I squeal excitedly, clapping my hands a little.
Imani shoots me a pointed look. “Don’t get too excited. We’ll still need Lucifer’s approval. Do you think you can pull a presentation for it together before tomorrow’s meeting?”
We’ve been working toward tomorrow’s all-hands meeting the whole week, preparing to detail all the ways we’ve protected the company’s brand amid the media chaos.
I glance at the table that’s temporarily become my desk. Messy, scattered papers cover the surface. The air smells like our recently finished coffee, and I still have several hours of work to complete, but I’m not stupid enough to miss an opportunity when it’s been given to me. Not one like this. “Yeah, I think I can manage to get something together by tonight.” I gather the papers and start to arrange them into neat little piles.
“Good,” Imani says. “After this call I’ll leave you to it. I’ve taken enough damn interviews. I’m taking the rest of today as PTO. It’s time I got some sleep.”
I make a mock salute with my hand. “I’ll hold down the fort, boss. Promise.”

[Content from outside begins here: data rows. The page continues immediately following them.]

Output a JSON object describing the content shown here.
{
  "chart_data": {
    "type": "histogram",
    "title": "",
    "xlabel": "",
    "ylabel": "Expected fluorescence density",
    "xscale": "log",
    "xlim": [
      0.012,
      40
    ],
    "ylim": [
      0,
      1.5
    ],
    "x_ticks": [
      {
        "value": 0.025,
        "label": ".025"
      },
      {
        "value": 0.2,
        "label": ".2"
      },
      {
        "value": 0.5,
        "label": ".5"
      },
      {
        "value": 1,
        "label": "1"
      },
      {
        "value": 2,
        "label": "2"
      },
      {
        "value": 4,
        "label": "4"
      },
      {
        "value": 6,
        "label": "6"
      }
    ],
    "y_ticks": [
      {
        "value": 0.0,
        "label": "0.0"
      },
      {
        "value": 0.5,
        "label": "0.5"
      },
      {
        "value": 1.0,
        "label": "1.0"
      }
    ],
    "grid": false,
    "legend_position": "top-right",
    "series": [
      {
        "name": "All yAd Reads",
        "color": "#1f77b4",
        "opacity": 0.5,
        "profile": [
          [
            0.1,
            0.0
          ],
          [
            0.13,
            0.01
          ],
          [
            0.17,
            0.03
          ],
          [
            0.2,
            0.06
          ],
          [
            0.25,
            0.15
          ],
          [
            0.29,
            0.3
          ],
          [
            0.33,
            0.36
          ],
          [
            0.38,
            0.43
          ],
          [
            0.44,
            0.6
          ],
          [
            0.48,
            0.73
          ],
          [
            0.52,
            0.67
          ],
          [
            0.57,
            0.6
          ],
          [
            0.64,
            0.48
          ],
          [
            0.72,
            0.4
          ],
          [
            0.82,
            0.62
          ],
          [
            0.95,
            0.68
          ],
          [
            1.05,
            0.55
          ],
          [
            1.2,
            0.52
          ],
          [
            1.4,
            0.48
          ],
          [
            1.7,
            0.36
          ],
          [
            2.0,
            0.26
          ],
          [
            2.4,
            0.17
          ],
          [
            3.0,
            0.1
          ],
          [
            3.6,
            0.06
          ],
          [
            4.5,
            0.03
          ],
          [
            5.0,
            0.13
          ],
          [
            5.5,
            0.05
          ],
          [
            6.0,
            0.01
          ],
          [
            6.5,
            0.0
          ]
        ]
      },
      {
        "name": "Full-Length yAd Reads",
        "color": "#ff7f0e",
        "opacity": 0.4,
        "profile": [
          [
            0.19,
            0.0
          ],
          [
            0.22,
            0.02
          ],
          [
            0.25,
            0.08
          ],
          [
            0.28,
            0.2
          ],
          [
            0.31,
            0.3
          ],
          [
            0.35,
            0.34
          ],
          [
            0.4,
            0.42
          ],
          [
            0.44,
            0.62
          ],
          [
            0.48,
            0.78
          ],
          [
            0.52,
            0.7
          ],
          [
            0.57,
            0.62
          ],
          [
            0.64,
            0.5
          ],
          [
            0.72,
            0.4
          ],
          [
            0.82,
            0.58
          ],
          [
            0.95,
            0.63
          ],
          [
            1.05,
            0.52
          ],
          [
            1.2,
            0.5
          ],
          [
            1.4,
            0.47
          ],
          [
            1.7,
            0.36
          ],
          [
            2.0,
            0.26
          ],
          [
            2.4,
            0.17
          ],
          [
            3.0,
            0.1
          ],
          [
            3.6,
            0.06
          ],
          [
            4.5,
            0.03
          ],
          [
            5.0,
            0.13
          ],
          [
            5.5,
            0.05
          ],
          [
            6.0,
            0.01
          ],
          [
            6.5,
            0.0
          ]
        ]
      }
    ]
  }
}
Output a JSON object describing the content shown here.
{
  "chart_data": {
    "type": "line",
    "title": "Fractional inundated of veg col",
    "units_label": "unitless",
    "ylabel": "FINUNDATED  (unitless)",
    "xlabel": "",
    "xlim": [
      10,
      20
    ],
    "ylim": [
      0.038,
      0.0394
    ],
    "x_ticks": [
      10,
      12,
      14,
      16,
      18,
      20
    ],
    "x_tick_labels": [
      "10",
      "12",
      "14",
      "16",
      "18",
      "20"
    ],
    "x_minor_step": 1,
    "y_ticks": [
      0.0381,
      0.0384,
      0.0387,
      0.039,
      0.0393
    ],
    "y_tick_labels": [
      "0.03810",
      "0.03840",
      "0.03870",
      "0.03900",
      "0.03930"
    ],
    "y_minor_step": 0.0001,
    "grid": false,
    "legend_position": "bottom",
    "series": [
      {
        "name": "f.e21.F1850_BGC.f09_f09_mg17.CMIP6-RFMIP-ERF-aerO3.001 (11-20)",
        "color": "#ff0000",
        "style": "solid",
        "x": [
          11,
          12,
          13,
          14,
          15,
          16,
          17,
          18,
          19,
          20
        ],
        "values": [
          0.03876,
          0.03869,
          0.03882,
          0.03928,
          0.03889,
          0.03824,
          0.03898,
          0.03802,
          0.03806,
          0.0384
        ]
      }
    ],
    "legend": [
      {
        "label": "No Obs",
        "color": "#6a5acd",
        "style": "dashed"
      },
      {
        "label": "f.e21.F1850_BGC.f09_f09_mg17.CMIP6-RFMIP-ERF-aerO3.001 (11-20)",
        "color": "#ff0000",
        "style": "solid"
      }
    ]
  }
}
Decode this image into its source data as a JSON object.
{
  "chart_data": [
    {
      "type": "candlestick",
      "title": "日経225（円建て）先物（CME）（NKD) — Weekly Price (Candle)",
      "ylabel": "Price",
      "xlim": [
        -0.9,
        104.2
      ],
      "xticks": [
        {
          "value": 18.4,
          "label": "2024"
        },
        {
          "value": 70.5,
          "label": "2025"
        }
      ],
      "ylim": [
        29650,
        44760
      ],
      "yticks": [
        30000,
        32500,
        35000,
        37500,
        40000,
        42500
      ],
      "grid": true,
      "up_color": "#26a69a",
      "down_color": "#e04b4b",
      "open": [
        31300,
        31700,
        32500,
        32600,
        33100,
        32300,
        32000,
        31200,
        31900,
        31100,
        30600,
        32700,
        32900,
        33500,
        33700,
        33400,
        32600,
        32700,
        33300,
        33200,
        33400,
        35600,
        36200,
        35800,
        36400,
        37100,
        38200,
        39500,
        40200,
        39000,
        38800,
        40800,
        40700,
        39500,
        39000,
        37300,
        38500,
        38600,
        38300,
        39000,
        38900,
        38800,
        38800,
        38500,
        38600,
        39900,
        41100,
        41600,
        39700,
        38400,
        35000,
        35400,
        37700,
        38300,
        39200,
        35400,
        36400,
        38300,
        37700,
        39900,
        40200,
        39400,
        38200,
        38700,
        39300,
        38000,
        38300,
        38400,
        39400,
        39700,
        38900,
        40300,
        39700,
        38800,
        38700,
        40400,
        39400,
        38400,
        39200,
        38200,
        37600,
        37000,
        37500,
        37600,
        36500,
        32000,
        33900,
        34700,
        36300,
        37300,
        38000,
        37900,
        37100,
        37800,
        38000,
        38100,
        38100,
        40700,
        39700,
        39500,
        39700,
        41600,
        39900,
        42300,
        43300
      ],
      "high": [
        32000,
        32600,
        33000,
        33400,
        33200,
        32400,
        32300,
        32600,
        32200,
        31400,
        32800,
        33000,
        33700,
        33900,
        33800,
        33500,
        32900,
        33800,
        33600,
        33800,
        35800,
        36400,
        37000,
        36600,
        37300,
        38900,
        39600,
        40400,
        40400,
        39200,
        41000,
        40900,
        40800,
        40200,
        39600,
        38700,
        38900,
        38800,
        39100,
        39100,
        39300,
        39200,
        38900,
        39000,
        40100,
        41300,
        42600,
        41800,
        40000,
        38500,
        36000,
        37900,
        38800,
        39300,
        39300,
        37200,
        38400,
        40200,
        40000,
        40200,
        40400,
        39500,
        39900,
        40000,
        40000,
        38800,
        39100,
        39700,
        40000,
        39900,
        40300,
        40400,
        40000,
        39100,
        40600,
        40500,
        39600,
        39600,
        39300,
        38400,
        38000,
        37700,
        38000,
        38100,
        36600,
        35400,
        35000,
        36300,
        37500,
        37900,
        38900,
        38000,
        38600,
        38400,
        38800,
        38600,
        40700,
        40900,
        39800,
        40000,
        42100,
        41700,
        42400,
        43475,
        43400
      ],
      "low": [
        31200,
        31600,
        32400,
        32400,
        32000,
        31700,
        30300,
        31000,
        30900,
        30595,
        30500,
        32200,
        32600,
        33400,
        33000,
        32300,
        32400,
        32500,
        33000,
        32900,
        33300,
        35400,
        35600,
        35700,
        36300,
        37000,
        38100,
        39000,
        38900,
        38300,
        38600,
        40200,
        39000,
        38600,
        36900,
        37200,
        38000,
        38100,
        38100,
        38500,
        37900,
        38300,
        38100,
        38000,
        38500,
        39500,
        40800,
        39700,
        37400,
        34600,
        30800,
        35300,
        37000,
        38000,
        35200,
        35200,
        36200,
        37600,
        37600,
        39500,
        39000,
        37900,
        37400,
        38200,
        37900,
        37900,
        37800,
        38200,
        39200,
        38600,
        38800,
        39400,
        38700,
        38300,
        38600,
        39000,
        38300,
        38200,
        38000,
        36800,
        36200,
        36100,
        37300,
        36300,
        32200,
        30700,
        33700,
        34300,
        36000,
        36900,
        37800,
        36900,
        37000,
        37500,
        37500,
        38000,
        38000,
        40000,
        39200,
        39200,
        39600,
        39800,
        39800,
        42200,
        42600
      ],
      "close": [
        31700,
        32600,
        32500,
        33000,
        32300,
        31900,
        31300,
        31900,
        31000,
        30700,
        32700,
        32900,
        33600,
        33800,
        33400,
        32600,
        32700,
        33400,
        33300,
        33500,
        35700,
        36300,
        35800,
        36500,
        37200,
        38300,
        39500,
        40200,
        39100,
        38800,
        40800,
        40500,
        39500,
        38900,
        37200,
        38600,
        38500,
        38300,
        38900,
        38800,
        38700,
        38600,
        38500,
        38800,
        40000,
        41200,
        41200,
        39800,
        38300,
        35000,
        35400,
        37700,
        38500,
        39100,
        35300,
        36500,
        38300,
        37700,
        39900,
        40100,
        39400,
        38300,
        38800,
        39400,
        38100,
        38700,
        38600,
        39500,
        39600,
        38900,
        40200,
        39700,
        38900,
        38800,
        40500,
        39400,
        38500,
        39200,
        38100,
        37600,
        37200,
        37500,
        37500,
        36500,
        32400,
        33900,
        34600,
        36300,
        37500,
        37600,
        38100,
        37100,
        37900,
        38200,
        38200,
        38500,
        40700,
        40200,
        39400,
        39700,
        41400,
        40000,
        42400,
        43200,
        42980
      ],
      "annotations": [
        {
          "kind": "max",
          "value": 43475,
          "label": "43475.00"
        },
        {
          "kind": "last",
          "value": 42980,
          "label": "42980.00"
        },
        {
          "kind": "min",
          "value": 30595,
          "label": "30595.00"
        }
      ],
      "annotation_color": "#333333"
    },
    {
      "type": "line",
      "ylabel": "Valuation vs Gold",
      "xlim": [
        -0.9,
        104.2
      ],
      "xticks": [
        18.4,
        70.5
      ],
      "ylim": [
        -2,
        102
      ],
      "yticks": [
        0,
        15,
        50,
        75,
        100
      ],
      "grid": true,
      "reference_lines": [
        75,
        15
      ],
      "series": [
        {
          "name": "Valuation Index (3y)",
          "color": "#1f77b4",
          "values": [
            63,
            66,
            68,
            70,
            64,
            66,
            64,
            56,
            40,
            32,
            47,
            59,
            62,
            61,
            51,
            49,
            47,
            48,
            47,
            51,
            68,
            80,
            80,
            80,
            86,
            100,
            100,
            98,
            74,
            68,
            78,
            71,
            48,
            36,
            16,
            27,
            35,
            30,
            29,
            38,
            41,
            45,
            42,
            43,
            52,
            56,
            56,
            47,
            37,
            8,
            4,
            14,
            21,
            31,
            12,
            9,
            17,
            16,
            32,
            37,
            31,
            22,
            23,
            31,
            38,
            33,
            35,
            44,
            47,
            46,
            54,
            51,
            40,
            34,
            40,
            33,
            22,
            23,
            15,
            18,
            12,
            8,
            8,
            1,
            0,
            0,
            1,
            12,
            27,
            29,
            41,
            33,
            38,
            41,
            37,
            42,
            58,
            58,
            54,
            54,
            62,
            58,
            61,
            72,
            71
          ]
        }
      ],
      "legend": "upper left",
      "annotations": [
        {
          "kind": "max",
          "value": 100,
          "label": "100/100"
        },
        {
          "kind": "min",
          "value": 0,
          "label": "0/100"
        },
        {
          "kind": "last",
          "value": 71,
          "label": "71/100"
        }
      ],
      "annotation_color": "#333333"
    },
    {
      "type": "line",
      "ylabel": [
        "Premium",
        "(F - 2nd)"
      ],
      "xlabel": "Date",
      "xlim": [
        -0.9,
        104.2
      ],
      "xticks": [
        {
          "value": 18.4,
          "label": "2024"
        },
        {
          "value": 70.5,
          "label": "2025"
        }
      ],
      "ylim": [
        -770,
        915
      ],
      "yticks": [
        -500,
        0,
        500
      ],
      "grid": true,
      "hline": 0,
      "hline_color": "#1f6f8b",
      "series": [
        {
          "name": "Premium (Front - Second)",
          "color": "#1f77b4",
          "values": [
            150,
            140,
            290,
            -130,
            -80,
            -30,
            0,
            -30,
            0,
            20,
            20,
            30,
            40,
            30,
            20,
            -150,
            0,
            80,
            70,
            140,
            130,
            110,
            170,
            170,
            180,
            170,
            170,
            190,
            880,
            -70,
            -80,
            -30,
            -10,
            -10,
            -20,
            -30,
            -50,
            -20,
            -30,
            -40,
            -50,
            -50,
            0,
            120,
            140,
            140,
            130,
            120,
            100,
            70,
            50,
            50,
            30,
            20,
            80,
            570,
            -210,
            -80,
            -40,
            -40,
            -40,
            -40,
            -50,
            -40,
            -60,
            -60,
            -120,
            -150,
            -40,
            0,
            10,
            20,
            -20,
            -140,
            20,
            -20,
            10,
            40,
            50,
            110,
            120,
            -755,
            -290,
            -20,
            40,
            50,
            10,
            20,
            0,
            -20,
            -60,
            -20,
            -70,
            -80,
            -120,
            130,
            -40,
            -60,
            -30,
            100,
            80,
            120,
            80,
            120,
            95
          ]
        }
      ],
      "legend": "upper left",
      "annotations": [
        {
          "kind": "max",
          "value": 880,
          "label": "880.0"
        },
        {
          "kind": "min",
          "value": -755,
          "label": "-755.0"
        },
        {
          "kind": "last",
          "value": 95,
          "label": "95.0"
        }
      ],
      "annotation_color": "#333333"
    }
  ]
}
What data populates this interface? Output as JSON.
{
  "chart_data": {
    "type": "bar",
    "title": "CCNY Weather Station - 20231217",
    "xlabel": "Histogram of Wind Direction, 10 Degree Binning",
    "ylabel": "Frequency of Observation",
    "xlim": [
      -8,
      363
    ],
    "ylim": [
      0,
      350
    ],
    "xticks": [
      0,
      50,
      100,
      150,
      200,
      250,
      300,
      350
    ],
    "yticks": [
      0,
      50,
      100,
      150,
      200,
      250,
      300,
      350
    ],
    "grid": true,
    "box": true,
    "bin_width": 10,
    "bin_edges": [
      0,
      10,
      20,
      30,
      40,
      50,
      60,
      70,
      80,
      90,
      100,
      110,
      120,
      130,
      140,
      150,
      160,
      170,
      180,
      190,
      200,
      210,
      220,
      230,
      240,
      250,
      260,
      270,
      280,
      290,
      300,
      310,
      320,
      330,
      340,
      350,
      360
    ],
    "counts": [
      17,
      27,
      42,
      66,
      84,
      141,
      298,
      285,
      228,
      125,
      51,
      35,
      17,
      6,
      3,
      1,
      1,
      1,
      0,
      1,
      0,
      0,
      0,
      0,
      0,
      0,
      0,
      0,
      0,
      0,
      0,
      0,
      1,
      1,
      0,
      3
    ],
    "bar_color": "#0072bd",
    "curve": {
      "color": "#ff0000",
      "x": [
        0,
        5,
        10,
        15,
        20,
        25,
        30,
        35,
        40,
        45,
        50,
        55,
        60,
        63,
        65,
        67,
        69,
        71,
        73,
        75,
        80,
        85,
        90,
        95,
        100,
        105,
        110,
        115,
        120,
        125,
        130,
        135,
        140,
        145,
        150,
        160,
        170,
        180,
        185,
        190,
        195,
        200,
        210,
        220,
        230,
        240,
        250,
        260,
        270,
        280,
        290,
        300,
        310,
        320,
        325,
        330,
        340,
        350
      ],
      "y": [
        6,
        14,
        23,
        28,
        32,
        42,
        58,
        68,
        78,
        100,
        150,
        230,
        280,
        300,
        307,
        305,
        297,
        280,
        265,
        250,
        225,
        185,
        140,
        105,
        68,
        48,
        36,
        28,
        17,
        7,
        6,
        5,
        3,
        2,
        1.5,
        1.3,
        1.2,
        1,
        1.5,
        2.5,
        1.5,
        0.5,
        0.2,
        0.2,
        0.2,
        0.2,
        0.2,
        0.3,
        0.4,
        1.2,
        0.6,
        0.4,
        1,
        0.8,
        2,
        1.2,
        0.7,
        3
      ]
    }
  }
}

Imani nods appreciatively at the same time her desk phone buzzes, a sign of the downstairs secretary attempting to connect her overseas call. She picks up the receiver on the first ring. “One second, Jeanine.” She presses down the mute button before she turns and looks at me. “Good work on this, Charlotte. I mean it.” She smiles at me, giving me all the encouragement I need before turning back toward her desk.
I grin like a fool, organizing my papers before quickly returning to my work. I settle into my seat and straighten my posture, filled with a newfound determination to prove myself. For once that determined feeling stays with me as I work, keeping me grinning even as the sun fades from early morning into the long-darkened shadows of the night.